Сергей даже ничего не понял, совсем растерялся.
— Я помню вас другою… я так привык с детства к вашему лицу, и я никогда не знал, что вы такая красавица… Простите мне — я сам не знаю, что говорю…
Цесаревич смеялся.
— На сегодня должны тебе проститься все твои глупости. Ну, а теперь скажи мне, сударь, как же ты с отставкой, — будешь хлопотать, что ли? Намерен уезжать в деревню?
Сергей оглянулся. Добрый волшебник обо всем подумал: за столом, кроме них, никого не было.
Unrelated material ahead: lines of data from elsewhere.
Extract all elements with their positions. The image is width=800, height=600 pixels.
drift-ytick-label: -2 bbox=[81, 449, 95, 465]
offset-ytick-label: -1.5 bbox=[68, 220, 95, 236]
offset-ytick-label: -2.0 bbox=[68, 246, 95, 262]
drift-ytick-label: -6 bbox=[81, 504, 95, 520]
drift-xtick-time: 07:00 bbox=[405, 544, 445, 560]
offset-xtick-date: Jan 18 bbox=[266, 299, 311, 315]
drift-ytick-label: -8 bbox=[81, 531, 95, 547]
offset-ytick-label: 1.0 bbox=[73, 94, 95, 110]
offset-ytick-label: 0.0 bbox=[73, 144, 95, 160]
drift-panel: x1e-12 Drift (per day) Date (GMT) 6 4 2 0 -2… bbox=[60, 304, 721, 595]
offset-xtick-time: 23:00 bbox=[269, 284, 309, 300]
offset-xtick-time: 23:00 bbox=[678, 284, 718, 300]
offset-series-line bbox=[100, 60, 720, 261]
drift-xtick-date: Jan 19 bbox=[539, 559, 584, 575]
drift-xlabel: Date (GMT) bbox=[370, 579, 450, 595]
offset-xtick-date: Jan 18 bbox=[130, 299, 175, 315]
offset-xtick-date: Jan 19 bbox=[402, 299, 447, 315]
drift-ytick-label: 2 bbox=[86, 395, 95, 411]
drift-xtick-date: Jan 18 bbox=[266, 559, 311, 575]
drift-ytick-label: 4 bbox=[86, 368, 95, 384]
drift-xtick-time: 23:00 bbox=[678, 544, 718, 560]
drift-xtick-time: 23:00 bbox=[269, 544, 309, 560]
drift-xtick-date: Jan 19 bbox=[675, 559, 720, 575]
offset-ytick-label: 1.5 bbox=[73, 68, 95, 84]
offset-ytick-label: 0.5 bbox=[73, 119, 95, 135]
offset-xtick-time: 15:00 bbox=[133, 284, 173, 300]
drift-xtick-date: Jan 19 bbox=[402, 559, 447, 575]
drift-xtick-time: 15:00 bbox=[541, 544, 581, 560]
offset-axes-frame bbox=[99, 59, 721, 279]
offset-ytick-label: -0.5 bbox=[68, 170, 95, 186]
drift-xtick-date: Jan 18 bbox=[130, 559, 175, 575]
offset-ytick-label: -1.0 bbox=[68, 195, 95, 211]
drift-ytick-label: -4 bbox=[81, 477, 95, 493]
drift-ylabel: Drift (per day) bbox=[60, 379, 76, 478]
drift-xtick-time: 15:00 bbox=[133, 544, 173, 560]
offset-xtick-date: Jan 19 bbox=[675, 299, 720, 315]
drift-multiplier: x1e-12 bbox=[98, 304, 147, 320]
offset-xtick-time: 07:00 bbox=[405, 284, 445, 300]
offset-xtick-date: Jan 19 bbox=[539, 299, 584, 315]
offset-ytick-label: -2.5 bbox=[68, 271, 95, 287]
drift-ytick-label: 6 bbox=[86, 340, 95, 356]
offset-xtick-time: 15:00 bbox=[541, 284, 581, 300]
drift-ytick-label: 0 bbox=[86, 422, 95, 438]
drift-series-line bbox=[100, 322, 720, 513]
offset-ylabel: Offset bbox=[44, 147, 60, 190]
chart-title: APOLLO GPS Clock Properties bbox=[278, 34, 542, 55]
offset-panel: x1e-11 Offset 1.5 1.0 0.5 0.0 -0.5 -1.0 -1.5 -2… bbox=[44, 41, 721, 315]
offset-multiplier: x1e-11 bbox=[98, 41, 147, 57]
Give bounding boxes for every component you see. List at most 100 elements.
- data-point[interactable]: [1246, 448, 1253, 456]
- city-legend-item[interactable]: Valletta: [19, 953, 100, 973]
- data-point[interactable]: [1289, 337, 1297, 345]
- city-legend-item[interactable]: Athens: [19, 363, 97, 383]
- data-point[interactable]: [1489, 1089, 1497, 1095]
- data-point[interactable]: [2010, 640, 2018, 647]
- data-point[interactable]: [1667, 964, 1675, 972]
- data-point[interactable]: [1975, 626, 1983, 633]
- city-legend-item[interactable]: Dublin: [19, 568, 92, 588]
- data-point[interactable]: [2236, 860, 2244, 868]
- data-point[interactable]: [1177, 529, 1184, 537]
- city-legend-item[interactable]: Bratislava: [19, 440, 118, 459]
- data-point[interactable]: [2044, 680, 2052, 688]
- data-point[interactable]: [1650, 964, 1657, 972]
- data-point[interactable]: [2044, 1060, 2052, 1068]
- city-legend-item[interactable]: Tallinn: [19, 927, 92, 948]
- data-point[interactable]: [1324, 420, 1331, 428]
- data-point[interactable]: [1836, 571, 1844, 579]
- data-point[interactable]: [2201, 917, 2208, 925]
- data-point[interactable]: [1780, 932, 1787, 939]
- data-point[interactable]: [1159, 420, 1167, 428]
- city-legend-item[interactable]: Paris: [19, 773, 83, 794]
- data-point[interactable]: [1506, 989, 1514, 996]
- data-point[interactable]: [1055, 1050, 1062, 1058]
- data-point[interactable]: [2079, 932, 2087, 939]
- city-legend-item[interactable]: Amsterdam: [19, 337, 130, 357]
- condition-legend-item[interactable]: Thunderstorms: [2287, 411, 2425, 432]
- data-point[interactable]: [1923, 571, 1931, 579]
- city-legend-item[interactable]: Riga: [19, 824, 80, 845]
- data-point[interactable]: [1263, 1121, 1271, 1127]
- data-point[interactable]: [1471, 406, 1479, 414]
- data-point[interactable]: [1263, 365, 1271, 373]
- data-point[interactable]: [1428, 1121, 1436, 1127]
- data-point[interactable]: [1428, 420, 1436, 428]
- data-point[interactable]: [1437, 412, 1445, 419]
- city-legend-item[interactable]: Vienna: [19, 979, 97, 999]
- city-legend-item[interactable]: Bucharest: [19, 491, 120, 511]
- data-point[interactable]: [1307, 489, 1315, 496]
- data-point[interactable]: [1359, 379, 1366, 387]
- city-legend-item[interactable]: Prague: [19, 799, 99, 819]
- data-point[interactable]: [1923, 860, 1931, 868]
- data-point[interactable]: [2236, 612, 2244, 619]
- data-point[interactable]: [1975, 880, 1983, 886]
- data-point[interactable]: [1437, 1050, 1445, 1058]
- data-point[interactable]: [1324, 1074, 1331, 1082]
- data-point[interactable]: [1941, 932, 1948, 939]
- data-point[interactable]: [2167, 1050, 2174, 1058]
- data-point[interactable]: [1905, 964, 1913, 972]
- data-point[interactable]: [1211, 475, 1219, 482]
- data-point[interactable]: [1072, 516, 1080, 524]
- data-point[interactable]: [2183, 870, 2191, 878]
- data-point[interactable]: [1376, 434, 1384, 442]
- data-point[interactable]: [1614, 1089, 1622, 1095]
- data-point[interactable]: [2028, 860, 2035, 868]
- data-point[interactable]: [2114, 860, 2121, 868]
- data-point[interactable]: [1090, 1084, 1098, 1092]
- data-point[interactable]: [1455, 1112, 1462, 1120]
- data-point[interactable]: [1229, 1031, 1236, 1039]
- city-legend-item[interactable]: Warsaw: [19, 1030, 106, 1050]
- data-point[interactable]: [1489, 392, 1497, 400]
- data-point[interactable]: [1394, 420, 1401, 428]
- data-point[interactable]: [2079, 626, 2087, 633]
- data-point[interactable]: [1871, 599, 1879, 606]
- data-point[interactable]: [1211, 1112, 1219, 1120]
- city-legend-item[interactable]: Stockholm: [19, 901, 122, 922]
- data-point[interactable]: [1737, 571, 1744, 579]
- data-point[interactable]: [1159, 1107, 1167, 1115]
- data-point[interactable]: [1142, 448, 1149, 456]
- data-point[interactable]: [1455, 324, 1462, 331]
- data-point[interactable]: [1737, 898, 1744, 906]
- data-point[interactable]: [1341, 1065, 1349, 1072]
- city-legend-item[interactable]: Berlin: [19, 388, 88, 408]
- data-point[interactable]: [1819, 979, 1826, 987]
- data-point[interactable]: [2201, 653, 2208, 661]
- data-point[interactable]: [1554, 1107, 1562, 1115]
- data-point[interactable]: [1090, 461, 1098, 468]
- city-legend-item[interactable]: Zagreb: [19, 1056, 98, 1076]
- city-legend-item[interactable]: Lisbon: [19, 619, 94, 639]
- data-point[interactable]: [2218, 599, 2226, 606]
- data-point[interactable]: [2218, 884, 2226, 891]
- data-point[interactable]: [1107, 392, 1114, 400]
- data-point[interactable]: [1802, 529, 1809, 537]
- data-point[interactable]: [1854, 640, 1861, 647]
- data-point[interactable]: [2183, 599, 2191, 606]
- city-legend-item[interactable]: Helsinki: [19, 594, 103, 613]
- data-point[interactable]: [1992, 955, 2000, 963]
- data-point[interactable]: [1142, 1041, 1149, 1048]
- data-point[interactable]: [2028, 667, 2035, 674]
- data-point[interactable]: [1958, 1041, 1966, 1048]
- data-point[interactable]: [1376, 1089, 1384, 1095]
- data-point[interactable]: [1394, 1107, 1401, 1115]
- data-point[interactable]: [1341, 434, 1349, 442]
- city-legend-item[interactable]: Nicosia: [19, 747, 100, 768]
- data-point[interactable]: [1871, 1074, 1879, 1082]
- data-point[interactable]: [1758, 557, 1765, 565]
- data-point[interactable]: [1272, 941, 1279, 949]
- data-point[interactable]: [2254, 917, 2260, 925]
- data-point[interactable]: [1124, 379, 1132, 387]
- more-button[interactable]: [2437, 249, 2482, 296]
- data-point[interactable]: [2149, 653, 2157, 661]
Только карлик Моська приткнулся к спинке Таниного кресла и радостно на всех поглядывал.
— Да, ваше высочество, — сказал Сергей. — Я буду хлопотать об отставке, но не с тем, чтобы ехать в деревню… Я решаюсь опять, после восьми лет, обратиться к вам с просьбой: возмите меня, ради Бога, к себе, дозвольте мне служить вам здесь, в Гатчине, найдите мне какое-нибудь занятие — все равно какое — может, в чем и пригожусь вам.
— Об этом подумаем, — серьезно отвечал цесаревич. — Теперь, пожалуй, как-нибудь это еще возможно устроить — терять там тебе нечего, только послушай, сударь, я ненадежных людей не принимаю, а ты уж записан в ненадежные. Знаешь ли, вчера я про тебя слышал… тебя называют вольтерьянцем.
— Вольтерьянцем? — изумленно переспросил Сергей. — Кто меня так называет?
— Да как сказать тебе?.. Не пройдет и недели — все так величать станут. Слово это произнесено князем Зубовым, а он считается великим знатоком людей и поставляет своею задачею изгонять дух вольтерьянства.
— Я должен был ожидать этого, — заметил Сергей, — но в таком случае мне легче будет получить отставку. А вы, ваше высочество… вы не сочтете меня вольтерьянцем за то, что я в юности зачитывался этим философом и своими глазами видел все ужасное зло, происшедшее от того, что мечты писателей насильно вздумали проводить в жизнь, не справившись о том, подготовлена ли почва, могут ли созреть и принести добрые плоды эти мечтания?